Instructor: Sarah Friedl

Sarah has two Master's, one in Zoology and one in GIS, a Bachelor's in Biology, and has taught college level Physical Science and Biology.

What powers life? How much energy do animals get from eating plants? What short- and long-term effects will climate change have on our environment? Asking questions such as these help ecologists better understand ecosystems and the processes within them.


Ecosystems are the natural systems that are made up of living and non-living things working together. Ecosystems come in a variety of shapes and sizes, and while they share many features, each is unique. Ecosystems do have boundaries, but determining where one ecosystem starts and another begins can often be a challenge.

Because ecosystems have so many components and contain so much important information about our natural world, a very specific field of study was developed called ecosystem ecology. While the actual study of ecosystems has been going on for much longer, the term for the study of whole, living systems was developed in 1942. A person studying ecosystems is an ecosystem ecologist.

Studying Systems

Ecosystem ecologists do study overall systems, but in order to understand the system as a whole they need to look at the individual parts and what those parts contribute. This means that ecosystem ecologists are generally interdisciplinary - being involved in many different fields of study.
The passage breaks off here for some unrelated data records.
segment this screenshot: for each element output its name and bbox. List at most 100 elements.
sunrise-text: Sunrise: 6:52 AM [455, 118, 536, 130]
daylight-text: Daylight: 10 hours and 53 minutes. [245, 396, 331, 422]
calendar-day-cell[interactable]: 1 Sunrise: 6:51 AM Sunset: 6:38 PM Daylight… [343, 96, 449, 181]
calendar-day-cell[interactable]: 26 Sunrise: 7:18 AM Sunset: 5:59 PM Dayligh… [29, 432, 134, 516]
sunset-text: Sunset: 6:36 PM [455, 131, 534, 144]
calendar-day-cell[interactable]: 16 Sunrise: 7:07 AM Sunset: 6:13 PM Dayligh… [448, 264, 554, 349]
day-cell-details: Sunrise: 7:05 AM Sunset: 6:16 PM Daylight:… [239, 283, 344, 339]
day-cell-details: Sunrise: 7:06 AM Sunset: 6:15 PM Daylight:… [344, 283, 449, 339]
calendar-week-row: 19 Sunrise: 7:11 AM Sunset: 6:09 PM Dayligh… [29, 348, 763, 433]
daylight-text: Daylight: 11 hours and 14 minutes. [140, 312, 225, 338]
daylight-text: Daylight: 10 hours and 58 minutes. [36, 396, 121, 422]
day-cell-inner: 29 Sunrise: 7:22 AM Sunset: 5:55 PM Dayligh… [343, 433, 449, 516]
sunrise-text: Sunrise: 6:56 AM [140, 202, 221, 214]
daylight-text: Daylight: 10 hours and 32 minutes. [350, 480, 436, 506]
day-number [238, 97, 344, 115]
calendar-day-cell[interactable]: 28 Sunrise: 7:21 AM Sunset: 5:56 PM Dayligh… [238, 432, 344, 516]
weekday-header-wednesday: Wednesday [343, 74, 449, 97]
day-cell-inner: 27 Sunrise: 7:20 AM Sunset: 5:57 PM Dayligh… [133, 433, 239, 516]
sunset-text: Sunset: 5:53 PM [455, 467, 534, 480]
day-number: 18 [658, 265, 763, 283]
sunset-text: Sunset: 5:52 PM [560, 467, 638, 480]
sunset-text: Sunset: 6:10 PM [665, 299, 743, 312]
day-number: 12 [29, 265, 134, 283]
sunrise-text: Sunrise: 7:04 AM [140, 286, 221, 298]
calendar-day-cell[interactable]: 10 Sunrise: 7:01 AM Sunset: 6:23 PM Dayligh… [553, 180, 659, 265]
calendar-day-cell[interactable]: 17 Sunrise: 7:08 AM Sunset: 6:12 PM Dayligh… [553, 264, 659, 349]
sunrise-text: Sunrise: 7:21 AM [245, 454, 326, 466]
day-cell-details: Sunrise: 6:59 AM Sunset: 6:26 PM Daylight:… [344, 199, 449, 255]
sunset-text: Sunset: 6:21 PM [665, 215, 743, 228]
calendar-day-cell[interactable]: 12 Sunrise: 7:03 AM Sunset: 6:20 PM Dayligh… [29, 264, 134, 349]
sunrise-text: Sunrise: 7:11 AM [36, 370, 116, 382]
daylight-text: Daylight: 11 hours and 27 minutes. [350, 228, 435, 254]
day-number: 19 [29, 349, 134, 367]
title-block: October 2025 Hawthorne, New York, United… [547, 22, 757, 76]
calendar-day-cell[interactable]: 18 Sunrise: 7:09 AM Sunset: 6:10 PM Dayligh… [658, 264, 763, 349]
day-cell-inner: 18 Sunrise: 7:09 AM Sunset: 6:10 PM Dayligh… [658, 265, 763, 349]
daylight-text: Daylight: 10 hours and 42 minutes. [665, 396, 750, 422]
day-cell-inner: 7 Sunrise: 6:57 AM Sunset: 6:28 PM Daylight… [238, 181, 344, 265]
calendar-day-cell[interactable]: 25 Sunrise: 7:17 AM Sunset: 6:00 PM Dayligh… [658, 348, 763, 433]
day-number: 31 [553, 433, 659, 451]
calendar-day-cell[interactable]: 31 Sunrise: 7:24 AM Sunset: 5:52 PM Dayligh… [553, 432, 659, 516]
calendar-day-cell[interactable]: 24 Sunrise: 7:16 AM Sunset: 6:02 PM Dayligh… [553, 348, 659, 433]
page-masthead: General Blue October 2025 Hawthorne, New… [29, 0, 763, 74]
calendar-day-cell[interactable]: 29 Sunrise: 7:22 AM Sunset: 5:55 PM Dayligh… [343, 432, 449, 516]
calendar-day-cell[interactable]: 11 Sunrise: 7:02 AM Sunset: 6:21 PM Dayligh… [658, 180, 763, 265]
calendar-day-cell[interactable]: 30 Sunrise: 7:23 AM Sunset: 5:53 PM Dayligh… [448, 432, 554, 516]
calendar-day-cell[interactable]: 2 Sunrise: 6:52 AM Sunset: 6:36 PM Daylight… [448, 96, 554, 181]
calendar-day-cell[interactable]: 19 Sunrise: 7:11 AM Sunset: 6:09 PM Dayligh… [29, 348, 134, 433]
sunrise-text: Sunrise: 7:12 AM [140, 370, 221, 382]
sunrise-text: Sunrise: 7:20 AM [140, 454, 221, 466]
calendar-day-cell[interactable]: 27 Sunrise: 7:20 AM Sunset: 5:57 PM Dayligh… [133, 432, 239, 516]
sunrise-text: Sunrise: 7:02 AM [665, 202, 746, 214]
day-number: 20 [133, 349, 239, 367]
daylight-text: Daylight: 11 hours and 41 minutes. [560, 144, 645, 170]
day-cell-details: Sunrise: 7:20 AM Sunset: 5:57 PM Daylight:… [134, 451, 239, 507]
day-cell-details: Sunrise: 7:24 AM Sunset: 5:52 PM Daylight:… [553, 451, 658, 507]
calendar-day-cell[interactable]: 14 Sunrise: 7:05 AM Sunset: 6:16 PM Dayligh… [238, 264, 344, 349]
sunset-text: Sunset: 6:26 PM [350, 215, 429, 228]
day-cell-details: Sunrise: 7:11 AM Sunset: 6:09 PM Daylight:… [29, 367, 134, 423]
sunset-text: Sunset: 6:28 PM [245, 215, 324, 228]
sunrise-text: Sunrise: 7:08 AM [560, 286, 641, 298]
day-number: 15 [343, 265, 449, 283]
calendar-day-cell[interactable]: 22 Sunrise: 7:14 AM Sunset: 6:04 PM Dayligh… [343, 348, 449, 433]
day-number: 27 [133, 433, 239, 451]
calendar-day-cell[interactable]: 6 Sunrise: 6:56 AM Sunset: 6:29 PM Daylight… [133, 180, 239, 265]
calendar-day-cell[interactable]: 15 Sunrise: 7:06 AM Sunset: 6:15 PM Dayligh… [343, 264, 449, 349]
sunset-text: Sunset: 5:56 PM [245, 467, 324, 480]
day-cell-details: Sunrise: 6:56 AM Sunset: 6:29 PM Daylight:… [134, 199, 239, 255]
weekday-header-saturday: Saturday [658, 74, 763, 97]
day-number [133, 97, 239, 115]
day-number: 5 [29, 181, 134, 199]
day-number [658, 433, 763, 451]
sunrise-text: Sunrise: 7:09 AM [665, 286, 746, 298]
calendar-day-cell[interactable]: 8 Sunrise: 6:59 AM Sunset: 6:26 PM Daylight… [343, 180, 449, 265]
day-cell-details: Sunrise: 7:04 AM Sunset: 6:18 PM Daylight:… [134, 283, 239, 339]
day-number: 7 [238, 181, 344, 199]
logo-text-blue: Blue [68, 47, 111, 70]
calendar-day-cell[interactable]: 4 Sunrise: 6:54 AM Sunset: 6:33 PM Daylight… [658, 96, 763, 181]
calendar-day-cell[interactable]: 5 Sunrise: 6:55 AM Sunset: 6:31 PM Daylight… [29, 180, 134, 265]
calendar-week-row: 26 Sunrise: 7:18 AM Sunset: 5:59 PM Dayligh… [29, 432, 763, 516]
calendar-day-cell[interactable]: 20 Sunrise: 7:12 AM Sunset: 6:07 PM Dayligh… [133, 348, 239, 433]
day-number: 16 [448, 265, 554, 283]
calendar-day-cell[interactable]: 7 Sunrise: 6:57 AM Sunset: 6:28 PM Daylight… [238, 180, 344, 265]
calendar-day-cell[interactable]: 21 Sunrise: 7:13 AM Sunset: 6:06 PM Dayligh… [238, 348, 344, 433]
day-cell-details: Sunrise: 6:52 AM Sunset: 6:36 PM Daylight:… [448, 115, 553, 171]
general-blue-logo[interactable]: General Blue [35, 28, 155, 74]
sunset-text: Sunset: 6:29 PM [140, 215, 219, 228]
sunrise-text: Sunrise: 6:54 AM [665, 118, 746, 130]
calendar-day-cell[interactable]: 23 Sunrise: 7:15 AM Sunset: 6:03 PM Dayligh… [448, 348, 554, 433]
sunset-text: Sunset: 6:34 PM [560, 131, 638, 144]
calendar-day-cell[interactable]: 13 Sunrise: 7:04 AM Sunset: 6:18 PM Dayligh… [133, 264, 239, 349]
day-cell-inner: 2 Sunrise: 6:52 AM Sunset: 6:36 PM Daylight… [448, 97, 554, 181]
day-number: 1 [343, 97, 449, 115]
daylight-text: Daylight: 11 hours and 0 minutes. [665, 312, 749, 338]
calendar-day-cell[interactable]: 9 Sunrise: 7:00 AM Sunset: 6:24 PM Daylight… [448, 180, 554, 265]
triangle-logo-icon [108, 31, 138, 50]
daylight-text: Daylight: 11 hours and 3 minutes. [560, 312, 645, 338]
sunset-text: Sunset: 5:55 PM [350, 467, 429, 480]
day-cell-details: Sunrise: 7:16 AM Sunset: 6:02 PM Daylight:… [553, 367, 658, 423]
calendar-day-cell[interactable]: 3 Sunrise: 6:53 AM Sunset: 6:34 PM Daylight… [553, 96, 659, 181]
Ecosystem ecologists look at relationships between organisms and their environment. For example, in an aquatic ecosystem, an ecosystem ecologist might examine the relationships between the aquatic environment and the plants and animals that call it home.

Ecosystem ecologists may ask themselves questions to help them better understand ecosystems. For example, they may ask how sunlight and nutrients affect plants, and how those plants affect the animals that eat them.

Ecosystem ecologists are also interested in the biological processes that occur in ecosystems such as nutrient cycling, production, and trophic interactions (how energy gets transferred from one level of the food chain to another).